NEWARK – Senator Bob Menendez (D-N.J.), Ranking Member of the Senate Foreign Relations Committee today sent a letter to President Trump encouraging him to avoid grandstanding photo-ops during the upcoming White House visit of Mexican President Andrés Manuel López Obrador, and instead engage in a serious effort to enhance bilateral economic and security cooperation and address the shared challenges that confront the two nations.
“From addressing the mishandled federal responses to the COVID-19 pandemic to the severe economic consequences that followed, it is essential that this week’s meeting advance solutions that matter to the citizens of both countries,” said Menendez, citing the suspicious scheduling of the meeting at a time when the U.S. Congress is in recess and Congressional Democrats are not in Washington.
In addition, Senator Menendez encouraged President Trump to utilize this week’s meeting to address the interconnected security challenges facing the U.S. and Mexico, particularly the increasing levels of violence and murder rates across Mexico. The letter ends by encouraging President Trump to change his anti-immigration agenda, stressing the Administration’s “asylum ban” and other anti-immigrant policies such as the Migration Protection Protocols failed to address irregular migration and instead created a refugee crisis at the southern border.
“These developments underscore the need for humane immigration policies and a joint response to address the violence and poverty forcing vulnerable people to flee Central America,” concluded the Senator.
A copy of the letter can be found HERE and below.
Dear President Trump,
I write in advance of Mexican President Andrés Manuel López Obrador’s visit to Washington. Although the agenda for this visit appears largely ceremonial to mark the start of our new trilateral trade agreement, the United States-Mexico-Canada Agreement (USMCA), I encourage you to use this visit to seriously enhance bilateral economic and security cooperation and address the shared challenges that confront our two nations. From addressing the mishandled federal responses to the COVID-19 pandemic to the severe economic consequences that followed, it is essential that this week’s meeting advance solutions that matter to the citizens of both countries.
As President López Obrador’s visit appears to have been intentionally scheduled for a time when many senior Congressional Democrats are not in Washington—rather than July 1, when the USMCA entered into force—it is important to recognize how Congressional Democrats contributed to the bipartisan effort to strengthen our new trade agreement. Because of Congressional Democratic efforts, the USMCA includes stronger labor standards, enforcement mechanisms, and inspection schedules, as well increased environmental standards. These contributions by Congressional Democrats directly delivered positive results for American workers and families.

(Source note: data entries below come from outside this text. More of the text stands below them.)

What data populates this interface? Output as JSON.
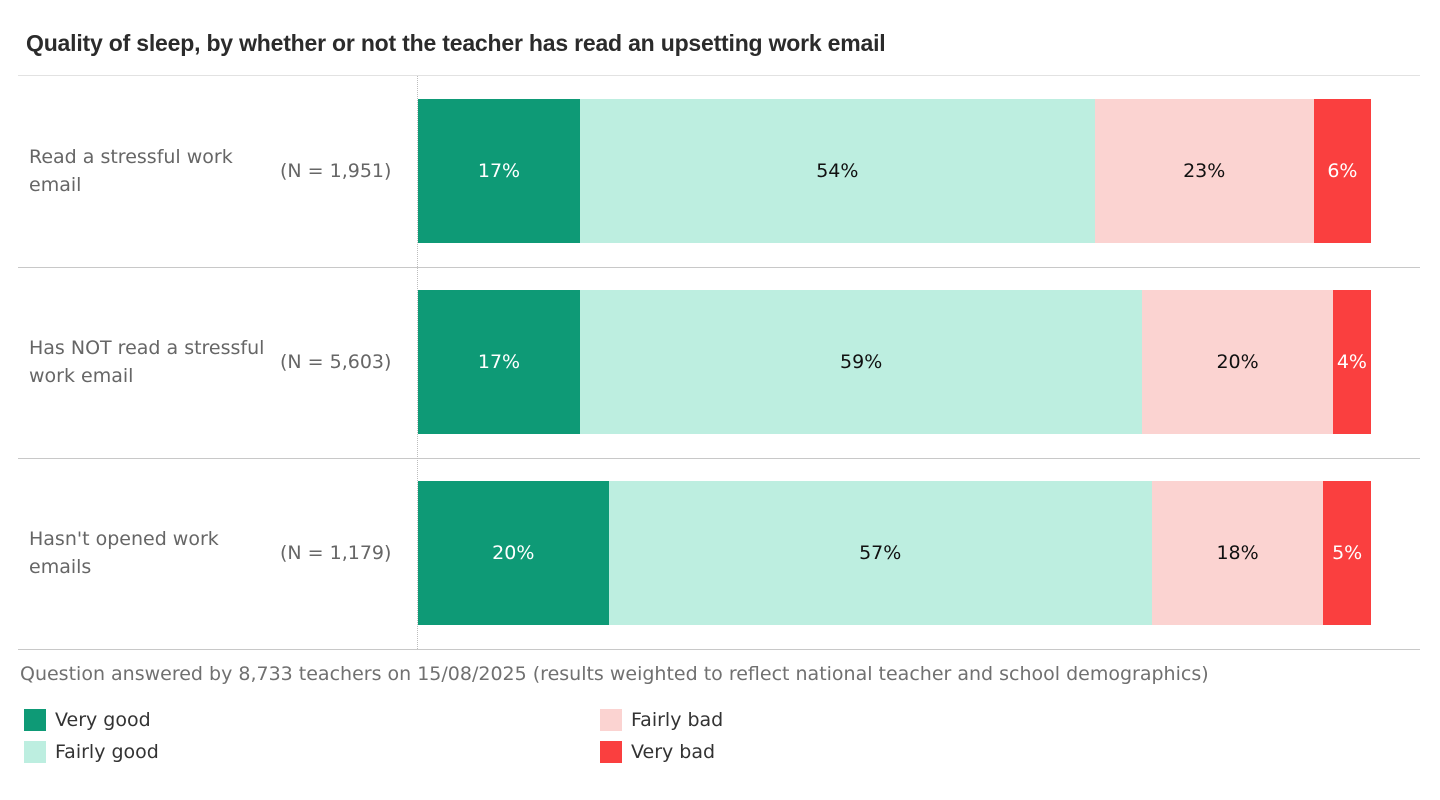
{
  "chart_data": {
    "type": "bar",
    "orientation": "horizontal",
    "stacked": true,
    "title": "Quality of sleep, by whether or not the teacher has read an upsetting work email",
    "categories": [
      "Read a stressful work email",
      "Has NOT read a stressful work email",
      "Hasn't opened work emails"
    ],
    "sample_sizes": [
      "(N = 1,951)",
      "(N = 5,603)",
      "(N = 1,179)"
    ],
    "series": [
      {
        "name": "Very good",
        "color": "#0e9a76",
        "text_color": "#ffffff",
        "values": [
          17,
          17,
          20
        ],
        "labels": [
          "17%",
          "17%",
          "20%"
        ]
      },
      {
        "name": "Fairly good",
        "color": "#bdeee0",
        "text_color": "#111111",
        "values": [
          54,
          59,
          57
        ],
        "labels": [
          "54%",
          "59%",
          "57%"
        ]
      },
      {
        "name": "Fairly bad",
        "color": "#fbd3d1",
        "text_color": "#111111",
        "values": [
          23,
          20,
          18
        ],
        "labels": [
          "23%",
          "20%",
          "18%"
        ]
      },
      {
        "name": "Very bad",
        "color": "#fa3f3f",
        "text_color": "#ffffff",
        "values": [
          6,
          4,
          5
        ],
        "labels": [
          "6%",
          "4%",
          "5%"
        ]
      }
    ],
    "xlim": [
      0,
      100
    ],
    "grid": false,
    "legend_placement": "bottom"
  },
  "footer": "Question answered by 8,733 teachers on 15/08/2025 (results weighted to reflect national teacher and school demographics)"
}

Beyond the new trade deal, it is equally important that you use this meeting to address the interconnected security challenges our two countries face. During the last 19 months, violence and murder rates in Mexico have skyrocketed to unprecedented levels. Mexican criminal organizations have grown stronger, continuing to traffic narcotics—including heroin and fentanyl—into the United States and wielding violence with arms trafficked illegally from U.S. border states. These challenges cannot be addressed with wasteful, ineffective border walls or by coercing Mexico to use its National Guard to address irregular migration. These complex problems require serious leadership, not aspirational promises from President López Obrador or your administration’s repeated efforts to cut the U.S. foreign assistance needed for bilateral cooperation with Mexico.
I also encourage you to utilize this week’s meeting to chart a new course on immigration and collaboration on irregular migration. The U.S. Supreme Court has rightfully rejected your administration’s effort to end the Deferred Action for Childhood Arrivals (DACA) program and strip Dreamers—including more than 500,000 individuals from Mexico—of their legal protections in the United States. I encourage you to announce at this meeting that you will not make another attempt to repeal DACA and direct DHS to reopen DACA to eligible individuals. And, it is time to recognize that your administration’s “asylum ban” and initiatives such as the Migration Protection Protocols have failed to address irregular migration from Central America, and instead have created a refugee crisis in Mexican cities on our border. These developments underscore the need for humane immigration policies and a joint response to address the violence and poverty forcing vulnerable people to flee Central America.
In closing, the relationship between the United States and Mexico is too important to allow the meeting with President López to simply serve as a distraction from your administrations’ mismanaged responses to COVID-19. Mexico is the United States’ largest trade partner and many of the challenges we face—from the pandemic to transnational organized crime—extend across our border. It is imperative that you use this opportunity to expand economic and security collaboration between our governments and strengthen the historic bonds between our societies.
Thank you for your attention to this important matter.